Why Do We Drink Coffee at Breakfast?
Many of us associate coffee with mornings. It’s the thing that we need to kickstart the day. But it has been shown that the best time to drink coffee isn’t even right when you get up. Because of the chemistry in your brain, it’s actually a few hours later, when the coffee gives you its full effects.
So, why did we even start drinking coffee in the morning?
Well, it was better than alcohol in the morning.
The introduction of coffee to Europe has been said to have helped in the sobering of the “alcohol-soaked” continent, the caffeinated drink replacing alcoholic libations, which were often consumed even in the morning.
Different social circles in different countries obviously had various traditions of what they consumed for their morning beverage, but there are many references to alcoholic and fermented drinks throughout history. The Romans ate bread soaked in wine, British soldiers in the 1890s are said to have kicked off their days with rum and tea, children in the US used to drink hard cider, and in Germany, a beer soup was the morning drink of choice.
The arrival of coffee in the late 1700s and then in the early 1800s, as it went from a drink for the upper echelons of society to something more democratized, completely changed Europe. As Mark Pendergast writes in Uncommon Grounds: The History of Coffee and How it Transformed the World, “the drink of the aristocracy had become the necessary drug of the masses.”
And it kept the Industrial Revolution humming.
During the Industrial Revolution, coffee kept textile workers going through the entire day, as they were paid low wages and worked long hours, keeping them from cooking full meals. “Because coffee was stimulating and warm, it provided an illusion of nutrition,” writes Pendergast. When coffee came to the United States it was embraced as well, even becoming the patriotic drink of choice in the aftermath of the Boston Tea Party debacle.
A buzz (but no hangover).
Drink a cup of coffee (or two) and you know what it feels like when the effects kick in. You feel alive, excited, and ready to take on the world. You have a bit of a buzz. But of course, that buzz doesn’t go in the same direction as it does when you are drinking alcohol. It makes sense that this alert feeling that we get from coffee would fit perfectly into our morning routine. In other words: Do we drink coffee because it gives us a buzz but doesn’t leave us drunk? Regardless of what the reasons were that our forefathers opted for this new beverage in the early hours of the day, coffee as a morning drink was here to stay.
Coffee became so ubiquitous with breakfast that Mark Twain wrote in A Tramp Abroad, published 1880: “the average American’s simplest and commonest form of breakfast consists of coffee and beefsteak.”
It is interesting that we would attach this exact time slot to coffee.

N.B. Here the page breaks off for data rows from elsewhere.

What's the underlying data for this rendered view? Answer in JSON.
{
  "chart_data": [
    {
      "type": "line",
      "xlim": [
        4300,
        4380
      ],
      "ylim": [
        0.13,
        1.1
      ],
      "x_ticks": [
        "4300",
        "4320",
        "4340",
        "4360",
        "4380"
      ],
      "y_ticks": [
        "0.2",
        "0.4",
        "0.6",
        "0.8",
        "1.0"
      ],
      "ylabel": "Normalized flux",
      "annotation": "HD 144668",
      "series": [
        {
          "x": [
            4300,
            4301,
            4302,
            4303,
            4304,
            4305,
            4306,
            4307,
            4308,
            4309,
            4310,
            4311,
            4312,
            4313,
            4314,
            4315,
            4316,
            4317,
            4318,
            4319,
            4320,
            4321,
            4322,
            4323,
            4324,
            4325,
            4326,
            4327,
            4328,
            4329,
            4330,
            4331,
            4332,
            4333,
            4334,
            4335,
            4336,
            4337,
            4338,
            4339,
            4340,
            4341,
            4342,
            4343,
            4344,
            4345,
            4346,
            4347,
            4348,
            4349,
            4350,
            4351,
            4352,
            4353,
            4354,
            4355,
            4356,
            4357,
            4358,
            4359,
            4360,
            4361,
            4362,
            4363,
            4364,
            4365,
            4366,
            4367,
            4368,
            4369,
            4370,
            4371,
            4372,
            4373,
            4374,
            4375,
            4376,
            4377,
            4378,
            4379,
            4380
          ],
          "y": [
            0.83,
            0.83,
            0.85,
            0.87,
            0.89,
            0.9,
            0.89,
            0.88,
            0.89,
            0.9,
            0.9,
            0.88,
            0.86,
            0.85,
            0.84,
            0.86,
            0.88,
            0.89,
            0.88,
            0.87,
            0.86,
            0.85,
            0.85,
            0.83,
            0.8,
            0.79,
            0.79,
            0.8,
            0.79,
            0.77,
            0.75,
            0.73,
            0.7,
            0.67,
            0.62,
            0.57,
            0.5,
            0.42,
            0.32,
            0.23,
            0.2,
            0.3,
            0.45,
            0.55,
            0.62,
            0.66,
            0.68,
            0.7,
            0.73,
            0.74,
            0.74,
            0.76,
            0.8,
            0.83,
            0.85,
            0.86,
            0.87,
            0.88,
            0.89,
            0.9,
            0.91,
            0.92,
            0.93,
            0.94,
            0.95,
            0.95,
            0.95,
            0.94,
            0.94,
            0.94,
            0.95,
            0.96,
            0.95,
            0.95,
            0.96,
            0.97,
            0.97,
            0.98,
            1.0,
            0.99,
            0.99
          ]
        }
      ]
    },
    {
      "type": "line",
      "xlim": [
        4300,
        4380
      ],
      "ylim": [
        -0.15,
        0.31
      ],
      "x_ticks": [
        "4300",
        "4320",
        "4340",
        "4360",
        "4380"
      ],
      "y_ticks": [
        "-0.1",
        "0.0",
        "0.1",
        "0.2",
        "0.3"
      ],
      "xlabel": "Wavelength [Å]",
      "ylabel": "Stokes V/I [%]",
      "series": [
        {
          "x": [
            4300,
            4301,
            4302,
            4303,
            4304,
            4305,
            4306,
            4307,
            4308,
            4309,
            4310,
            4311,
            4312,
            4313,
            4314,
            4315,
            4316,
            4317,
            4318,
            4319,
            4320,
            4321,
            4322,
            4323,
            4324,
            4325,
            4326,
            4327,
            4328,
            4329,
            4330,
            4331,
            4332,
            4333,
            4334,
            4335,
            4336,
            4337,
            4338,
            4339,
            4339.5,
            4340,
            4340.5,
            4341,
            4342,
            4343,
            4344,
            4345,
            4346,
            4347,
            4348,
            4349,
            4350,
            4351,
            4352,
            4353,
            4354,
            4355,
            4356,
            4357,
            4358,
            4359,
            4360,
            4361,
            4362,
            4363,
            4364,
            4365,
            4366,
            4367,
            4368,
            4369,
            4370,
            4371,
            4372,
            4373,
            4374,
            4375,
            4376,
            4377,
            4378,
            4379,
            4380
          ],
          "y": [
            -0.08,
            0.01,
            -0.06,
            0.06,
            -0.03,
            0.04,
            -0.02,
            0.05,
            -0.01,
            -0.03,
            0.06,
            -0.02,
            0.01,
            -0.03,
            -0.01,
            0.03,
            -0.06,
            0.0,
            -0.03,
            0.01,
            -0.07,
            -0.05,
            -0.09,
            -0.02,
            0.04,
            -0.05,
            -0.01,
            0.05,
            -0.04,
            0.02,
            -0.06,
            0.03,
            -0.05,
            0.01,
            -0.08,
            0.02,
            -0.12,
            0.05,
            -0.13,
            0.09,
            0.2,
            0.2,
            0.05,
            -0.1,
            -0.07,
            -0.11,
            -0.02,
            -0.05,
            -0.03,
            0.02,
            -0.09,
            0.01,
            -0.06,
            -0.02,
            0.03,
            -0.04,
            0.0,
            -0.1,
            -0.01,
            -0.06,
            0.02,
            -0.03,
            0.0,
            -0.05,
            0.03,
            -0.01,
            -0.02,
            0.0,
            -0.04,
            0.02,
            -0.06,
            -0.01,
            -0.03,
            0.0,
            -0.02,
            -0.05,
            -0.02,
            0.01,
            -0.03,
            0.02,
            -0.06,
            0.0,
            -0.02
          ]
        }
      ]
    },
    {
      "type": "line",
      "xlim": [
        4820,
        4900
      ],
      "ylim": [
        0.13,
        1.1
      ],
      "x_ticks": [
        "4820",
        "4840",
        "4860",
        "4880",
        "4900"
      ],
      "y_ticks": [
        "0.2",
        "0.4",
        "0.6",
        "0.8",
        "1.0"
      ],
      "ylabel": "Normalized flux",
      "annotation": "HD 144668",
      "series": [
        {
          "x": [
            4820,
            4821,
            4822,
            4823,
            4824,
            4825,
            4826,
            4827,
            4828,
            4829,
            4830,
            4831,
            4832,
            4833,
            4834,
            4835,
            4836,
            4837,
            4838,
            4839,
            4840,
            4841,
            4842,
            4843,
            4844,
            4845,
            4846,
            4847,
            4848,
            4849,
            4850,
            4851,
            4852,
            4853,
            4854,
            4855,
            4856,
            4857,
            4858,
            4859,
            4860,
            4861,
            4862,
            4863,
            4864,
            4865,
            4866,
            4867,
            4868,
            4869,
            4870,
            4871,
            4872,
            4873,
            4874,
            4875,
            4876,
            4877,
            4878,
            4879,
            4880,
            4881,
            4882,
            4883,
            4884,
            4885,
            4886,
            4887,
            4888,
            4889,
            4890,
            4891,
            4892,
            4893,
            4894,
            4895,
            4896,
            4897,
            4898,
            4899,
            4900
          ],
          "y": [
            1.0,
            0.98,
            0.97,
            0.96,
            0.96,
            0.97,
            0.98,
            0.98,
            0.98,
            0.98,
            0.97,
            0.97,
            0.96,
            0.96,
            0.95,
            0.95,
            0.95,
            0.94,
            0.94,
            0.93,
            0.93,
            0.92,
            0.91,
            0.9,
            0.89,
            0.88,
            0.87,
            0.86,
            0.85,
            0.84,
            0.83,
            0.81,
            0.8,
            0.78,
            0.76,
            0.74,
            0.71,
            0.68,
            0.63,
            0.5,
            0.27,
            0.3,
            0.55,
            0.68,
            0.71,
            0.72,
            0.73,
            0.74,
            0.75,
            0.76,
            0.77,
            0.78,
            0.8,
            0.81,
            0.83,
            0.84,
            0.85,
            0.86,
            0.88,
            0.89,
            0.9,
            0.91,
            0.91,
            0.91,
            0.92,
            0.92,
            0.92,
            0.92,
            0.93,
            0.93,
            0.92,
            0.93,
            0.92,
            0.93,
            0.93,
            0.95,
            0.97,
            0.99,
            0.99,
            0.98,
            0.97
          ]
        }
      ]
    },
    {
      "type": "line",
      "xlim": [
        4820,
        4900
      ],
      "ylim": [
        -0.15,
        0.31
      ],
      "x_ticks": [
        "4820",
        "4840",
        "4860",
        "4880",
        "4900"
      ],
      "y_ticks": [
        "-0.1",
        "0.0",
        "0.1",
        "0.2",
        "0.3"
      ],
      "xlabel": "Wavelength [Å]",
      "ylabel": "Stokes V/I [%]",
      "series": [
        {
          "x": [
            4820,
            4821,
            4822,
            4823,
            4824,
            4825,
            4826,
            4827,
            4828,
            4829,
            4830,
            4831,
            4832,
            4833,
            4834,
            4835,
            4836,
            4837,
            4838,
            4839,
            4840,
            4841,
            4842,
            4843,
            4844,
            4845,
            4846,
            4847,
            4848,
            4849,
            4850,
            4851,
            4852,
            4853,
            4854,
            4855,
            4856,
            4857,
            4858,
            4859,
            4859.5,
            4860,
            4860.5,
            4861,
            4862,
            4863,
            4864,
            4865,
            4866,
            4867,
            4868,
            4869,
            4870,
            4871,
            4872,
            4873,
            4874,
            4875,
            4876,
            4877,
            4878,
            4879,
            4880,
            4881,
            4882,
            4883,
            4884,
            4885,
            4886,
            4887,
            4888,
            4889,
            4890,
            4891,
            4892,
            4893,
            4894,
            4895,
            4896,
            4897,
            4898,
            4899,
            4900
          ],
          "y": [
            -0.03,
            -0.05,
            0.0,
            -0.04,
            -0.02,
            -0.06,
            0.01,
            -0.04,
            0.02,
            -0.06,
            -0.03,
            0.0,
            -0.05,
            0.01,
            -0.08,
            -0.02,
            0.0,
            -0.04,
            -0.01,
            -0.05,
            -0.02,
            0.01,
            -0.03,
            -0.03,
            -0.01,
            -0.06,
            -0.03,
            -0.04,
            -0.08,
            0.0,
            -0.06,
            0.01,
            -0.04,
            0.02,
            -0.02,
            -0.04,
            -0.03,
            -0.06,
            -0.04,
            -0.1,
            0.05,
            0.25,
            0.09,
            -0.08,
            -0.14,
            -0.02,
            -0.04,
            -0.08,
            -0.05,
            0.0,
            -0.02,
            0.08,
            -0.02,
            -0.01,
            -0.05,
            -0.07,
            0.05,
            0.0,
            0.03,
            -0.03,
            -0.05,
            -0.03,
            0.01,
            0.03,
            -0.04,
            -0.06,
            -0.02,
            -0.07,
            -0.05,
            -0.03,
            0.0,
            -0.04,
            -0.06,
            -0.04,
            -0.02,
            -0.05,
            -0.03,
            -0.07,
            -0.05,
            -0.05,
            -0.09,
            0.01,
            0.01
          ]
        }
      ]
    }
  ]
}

Coffee is after all, not just a morning drink. It’s the fodder for late morning and early afternoon breaks at the office, it is said to have fueled the intellectual ideas of the French Revolution, and it’s often the thing to round off a long meal in Europe.
Coffee is certainly not just a morning drink, but there’s something in its characteristics and properties — warm and caffeinated — that have made it so we identify it with our morning routines.
Love coffee in the morning? We’re in the same boat. But don’t underestimate its powers at other times of the day, too.